The VAS setup to secure the tail. a. Heated mouse bed, b. Heated tail support, c. Tail clamp

2.1.2. Imaging the tail

To image the tail, a common monochrome charged-coupled device (CCD) camera is used (DMK 31BU03, Imaging Source, Charlotte, NC) with a variable focus lens (H3Z1014CS, Computar, Commack, NY). A NIR bandpass filter was added to the camera. The bandpass filter is centered at 850 nm and has a full width half maximum of 100 nm (NIR Bandpass filter, Ocean Thin Films, Golden, CO). This filter was chosen to match the emission spectrum of the light-emitting diode (LED) ring used to illuminate the tail and allows the VAS setup to be used in an open environment without the need for a lightproof box.

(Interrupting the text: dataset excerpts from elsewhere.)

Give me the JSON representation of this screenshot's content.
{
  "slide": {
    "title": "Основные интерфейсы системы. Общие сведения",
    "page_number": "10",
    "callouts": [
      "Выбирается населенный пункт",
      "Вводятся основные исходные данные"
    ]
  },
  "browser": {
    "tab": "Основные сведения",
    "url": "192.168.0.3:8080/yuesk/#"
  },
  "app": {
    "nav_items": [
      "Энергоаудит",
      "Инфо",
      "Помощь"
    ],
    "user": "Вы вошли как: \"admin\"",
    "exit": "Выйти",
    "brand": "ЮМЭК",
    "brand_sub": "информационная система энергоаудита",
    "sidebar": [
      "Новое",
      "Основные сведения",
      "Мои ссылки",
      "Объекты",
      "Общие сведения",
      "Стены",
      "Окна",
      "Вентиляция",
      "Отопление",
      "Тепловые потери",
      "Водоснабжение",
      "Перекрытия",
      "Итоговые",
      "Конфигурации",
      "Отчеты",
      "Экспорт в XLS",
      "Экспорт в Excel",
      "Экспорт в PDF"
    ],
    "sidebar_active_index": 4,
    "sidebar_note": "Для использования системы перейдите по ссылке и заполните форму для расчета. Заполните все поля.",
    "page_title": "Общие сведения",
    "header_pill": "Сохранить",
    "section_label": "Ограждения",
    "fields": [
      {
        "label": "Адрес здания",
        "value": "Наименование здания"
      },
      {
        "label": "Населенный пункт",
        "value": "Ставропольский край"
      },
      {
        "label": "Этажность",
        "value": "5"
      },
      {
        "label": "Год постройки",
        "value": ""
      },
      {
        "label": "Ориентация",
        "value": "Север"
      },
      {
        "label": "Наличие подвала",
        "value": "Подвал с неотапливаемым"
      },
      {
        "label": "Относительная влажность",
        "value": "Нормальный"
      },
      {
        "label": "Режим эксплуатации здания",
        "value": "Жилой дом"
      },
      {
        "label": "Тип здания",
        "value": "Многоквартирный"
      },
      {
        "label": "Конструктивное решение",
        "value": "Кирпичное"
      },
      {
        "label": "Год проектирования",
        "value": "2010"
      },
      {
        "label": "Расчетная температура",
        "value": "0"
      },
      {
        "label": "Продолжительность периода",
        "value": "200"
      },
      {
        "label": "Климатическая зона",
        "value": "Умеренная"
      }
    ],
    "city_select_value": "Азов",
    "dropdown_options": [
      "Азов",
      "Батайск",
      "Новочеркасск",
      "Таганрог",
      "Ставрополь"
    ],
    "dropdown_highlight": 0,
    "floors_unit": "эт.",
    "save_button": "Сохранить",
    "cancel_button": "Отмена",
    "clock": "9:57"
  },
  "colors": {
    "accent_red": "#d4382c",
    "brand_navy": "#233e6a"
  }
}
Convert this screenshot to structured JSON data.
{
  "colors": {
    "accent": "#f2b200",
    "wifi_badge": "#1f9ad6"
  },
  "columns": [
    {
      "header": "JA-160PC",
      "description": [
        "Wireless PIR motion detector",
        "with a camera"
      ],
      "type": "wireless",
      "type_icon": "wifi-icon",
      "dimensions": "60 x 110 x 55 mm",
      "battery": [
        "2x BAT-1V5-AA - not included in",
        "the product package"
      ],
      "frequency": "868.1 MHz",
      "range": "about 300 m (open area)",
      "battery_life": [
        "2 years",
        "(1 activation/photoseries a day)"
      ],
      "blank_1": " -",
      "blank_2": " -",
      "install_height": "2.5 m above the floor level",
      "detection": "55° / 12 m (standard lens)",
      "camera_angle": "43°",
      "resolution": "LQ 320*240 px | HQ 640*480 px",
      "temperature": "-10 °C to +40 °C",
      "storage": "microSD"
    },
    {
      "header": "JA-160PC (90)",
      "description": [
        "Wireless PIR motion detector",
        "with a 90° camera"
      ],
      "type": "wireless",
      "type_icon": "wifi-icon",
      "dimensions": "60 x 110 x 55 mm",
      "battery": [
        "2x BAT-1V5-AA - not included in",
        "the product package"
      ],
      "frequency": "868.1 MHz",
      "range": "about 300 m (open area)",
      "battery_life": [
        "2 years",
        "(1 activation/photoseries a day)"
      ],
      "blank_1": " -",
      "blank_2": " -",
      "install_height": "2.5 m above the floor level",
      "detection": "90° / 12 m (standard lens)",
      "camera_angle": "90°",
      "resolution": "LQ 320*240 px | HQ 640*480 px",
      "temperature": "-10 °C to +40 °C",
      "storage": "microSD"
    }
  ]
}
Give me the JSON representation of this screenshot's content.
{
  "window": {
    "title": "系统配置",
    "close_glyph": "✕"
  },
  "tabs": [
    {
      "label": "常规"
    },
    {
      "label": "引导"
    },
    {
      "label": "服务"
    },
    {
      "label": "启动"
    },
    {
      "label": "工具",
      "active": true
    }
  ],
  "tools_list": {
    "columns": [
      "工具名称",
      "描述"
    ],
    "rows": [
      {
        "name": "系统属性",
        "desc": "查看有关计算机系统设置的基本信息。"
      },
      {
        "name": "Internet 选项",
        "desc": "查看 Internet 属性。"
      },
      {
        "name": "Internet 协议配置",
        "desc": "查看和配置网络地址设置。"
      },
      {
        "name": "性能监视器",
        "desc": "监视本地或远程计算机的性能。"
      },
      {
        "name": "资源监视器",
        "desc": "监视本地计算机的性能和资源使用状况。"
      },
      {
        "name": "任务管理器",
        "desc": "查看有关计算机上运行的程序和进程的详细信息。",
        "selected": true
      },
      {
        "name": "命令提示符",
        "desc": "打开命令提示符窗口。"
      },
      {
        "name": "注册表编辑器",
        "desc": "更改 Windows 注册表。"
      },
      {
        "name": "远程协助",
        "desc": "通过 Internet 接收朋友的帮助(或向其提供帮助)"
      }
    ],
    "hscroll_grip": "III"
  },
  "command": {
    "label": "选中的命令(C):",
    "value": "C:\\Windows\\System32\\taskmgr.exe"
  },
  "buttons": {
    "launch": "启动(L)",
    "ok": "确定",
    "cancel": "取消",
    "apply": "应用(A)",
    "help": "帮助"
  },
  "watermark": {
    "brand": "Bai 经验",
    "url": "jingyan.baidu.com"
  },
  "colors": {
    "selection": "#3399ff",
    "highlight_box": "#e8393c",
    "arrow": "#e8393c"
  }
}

The surface of a mouse tail has scales, hair, and skin pigmentation in the visible wavelength, which can vary from mouse to mouse and between breeds. NIR light is less sensitive than visible light to skin pigmentation and penetrates deeper into the skin because of the decrease in tissue absorption, allowing for deeper blood vessels to be imaged (Paquit et al. 2006). The VAS uses a LED light ring consisting of 13 LEDs having a peak emission at 880nm (QEC122, Fairchild, San Jose, CA).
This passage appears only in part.